Jan riss mich aus meinen Überlegungen, indem er ein Schneidebrett und diverse Gemüsesorten vor mir abstellte.

»Du schnippelst.« Er zwinkerte mir zu und ging dann an den Herd, um Wasser aufzusetzen. Ich würfelte Karotten, Zwiebeln, Zucchini, Paprika und Tomaten und brachte alles zu ihm hinüber. Er warf das Sammelsurium an buntem Gemüse in eine große Pfanne. Ich schaute ihm dabei zu, wie er alles würzte und, nachdem das Gemüse etwas angebraten war, noch reichlich Reis dazugab. Gekonnt schwenkte er die Pfanne und streute anschließend noch eine Menge Curry darüber. Es duftete unglaublich lecker. Ich stelle mich hinter ihn und umfasste seinen Bauch. Ich spürte, wie sich seine Muskeln anspannten, und musste lachen.

»Hast du gerade den Bauch eingezogen?« Schon ziemlich lustig. Immerhin waren wir jetzt schon eine Weile zusammen, ganze zwei Jahre, und ich kannte jeden Zentimeter seines Körpers in- und auswendig.

»Nein, nein«, winkte er verlegen ab. Er drehte sich zu mir um, umarmte mich lachend und küsste mich innig. Und wie er küssen konnte! Darin war er unschlagbar.

Ich liebte ihn so sehr.

»Sag mal, hast du eigentlich das Geschenk für Mum besorgen können?«, fragte er, nachdem er die Lippen von meinen gelöst hatte.

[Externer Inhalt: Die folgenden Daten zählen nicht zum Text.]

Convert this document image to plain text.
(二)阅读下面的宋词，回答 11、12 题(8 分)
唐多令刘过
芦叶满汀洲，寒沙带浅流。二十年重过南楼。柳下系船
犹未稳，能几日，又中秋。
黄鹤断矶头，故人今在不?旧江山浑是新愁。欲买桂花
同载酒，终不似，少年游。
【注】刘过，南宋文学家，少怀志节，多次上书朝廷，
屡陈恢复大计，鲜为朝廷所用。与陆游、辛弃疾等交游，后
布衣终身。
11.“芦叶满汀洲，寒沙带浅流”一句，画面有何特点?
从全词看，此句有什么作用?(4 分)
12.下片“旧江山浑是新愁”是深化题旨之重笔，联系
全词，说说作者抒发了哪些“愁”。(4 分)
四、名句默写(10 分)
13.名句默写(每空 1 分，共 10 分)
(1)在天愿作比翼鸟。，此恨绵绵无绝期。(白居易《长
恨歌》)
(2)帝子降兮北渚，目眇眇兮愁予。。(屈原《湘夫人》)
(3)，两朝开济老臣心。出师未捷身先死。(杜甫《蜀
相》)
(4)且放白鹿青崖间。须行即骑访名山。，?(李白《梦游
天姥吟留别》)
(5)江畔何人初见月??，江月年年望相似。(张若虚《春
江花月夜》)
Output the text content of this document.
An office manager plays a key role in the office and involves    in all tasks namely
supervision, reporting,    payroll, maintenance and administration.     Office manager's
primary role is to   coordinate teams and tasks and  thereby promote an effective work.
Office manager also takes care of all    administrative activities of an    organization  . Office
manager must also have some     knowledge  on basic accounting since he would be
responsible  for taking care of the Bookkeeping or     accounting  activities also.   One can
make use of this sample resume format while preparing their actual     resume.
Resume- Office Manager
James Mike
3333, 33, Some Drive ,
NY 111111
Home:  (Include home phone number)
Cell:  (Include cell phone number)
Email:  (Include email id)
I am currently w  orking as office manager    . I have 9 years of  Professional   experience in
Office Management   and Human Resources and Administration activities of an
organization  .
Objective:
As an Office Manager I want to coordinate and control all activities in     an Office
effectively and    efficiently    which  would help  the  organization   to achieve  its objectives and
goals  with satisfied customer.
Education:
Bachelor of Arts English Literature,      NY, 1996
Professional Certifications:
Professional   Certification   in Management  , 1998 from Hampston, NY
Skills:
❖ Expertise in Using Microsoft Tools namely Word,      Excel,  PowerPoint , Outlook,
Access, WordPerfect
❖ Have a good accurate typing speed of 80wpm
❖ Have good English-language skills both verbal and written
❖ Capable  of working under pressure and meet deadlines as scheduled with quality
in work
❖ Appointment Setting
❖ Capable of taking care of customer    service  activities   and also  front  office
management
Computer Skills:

»Dass du in so einem Moment an deine Mutter denkst …«, gab ich zurück und zog einen beleidigten Schmollmund.

»Ist mir nur gerade so eingefallen. Hast du?«

»Ja, einen Krimi und ein Pflänzchen. Ich packe zu Hause noch alles schön ein und bringe es dann mit.«

»Abendessen gibt’s morgen um 18 Uhr. Okay? Soll ich dich abholen?«

»Nein, schon okay. Du musst doch wahrscheinlich eh länger arbeiten. Ich komme einfach mit dem Bus.«

»Okay«, flüsterte er und küsste mich noch mal keusch, fast schon schüchtern, auf die Lippen. »Und jetzt lass uns essen!«

Das wurde aber auch Zeit. Ich hatte einen Mordshunger.